La première remarque, formulée par la candidate du Front national Marine Le Pen, a d’ailleurs lancé le ton houleux dès le début, souligne le journal «Le Monde», alors que celle-ci a tenté d’étiqueter son rival du mouvement En marche! comme un «enfant chéri du système et des élites» qui favorise la «mondialisation sauvage».

Emmanuel Macron n’a pas tardé à rétorquer par de vives invectives, dont le niveau a semblé culminer lors d’un segment sur la lutte contre le terrorisme, entre autres. Le candidat centriste a dit que «le plus grand souhait des djihadistes c’est que Marine Le Pen arrive au pouvoir en France», l’accusant de proposer «de la poudre de perlimpinpin» aux Français.

Interrogés par les journalistes Christophe Jakubyszyn, de TF1, et Nathalie Saint-Cricq, de France 2, sur plus d’une dizaine de sujets touchant à l’Europe, au chômage et aux impôts, notamment, les candidats se sont rapidement engagés dans la tangente d’un «dialogue de sourds», relève «Le Figaro». Il était parfois même difficile d’entendre les attaques verbales lancées simultanément d’un côté comme de l’autre.

L’enjeu de sécurité est un de ceux qui a créé de l’animosité. Mme Le Pen a reproché à l’ancien ministre de l’Économie de ne rien prévoir «qui tienne la route» en matière de lutte contre le terrorisme dans le projet qu’il met de l’avant.
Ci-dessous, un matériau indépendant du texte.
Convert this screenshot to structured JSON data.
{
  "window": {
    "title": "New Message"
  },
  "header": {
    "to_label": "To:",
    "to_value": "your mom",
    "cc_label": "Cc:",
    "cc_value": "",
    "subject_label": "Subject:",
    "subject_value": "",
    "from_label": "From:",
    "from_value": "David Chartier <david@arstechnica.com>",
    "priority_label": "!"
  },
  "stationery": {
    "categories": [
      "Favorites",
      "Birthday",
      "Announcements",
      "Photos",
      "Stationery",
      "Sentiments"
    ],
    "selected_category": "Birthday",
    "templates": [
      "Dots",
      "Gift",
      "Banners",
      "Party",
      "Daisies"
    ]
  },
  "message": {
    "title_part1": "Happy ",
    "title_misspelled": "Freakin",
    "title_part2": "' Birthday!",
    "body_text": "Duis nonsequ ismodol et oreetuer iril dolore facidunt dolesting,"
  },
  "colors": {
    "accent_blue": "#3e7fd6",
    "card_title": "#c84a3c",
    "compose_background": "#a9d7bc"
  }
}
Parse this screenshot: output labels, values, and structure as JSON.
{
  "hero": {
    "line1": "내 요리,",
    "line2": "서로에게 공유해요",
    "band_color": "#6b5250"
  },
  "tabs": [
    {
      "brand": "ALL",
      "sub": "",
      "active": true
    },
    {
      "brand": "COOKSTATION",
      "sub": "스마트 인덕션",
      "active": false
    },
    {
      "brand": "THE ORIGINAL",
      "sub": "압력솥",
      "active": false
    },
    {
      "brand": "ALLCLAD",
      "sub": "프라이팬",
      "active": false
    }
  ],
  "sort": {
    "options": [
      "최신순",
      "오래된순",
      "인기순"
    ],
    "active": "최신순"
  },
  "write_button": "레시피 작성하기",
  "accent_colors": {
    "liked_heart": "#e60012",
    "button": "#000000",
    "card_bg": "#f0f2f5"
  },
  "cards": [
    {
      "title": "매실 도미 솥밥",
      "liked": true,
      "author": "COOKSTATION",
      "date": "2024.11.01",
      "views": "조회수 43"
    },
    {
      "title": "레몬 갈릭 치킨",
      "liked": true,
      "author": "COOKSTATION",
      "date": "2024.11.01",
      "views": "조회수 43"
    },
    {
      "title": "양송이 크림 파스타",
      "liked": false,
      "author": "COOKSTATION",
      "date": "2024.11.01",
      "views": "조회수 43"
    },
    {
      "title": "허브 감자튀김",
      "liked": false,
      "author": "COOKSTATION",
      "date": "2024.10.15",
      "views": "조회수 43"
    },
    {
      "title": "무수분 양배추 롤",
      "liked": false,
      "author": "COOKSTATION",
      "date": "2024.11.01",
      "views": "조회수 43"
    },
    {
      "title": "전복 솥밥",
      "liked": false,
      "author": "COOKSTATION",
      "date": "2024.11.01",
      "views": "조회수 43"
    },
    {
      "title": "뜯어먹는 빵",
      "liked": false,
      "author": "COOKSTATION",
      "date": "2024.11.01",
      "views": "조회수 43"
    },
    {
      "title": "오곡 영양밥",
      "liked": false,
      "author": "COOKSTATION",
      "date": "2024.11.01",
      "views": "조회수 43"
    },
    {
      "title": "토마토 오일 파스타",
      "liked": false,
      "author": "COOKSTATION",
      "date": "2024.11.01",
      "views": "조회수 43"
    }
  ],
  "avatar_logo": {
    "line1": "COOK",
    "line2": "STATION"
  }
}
Celui-ci s’est défendu en rétorquant que cet enjeu est une priorité qui ne se résout pas seulement par des contrôles frontaliers, mais aussi par une coopération entre États membres de l’Union européenne.

Les questions d’une possible sortie de l’euro et de l’attitude à avoir envers la Russie ont aussi dominé le débat, dénotent plusieurs médias français.

À maintes reprises, Emmanuel Macron a par ailleurs mis à l’épreuve l’exactitude de certaines affirmations lancées par Mme Le Pen, la sommant d’arrêter «de mentir». Il a toutefois pu risquer de paraître arrogant, suggère «Libération».

Dans le lot des attaques qu’il a adressées à sa rivale, il l’a notamment qualifiée de «véritable héritière de l’extrême droite française, un système qui prospère sur la haine».

Selon un sondage Elabe mené pour BFMTV auprès de 1314 répondants, l’ancien membre du gouvernement de François Hollande a été le plus convaincant. Ainsi, 63 pour cent des téléspectateurs ont fait cette lecture du débat, rapporte-t-on, contre 34 pour cent ayant plutôt penché pour Mme Le Pen.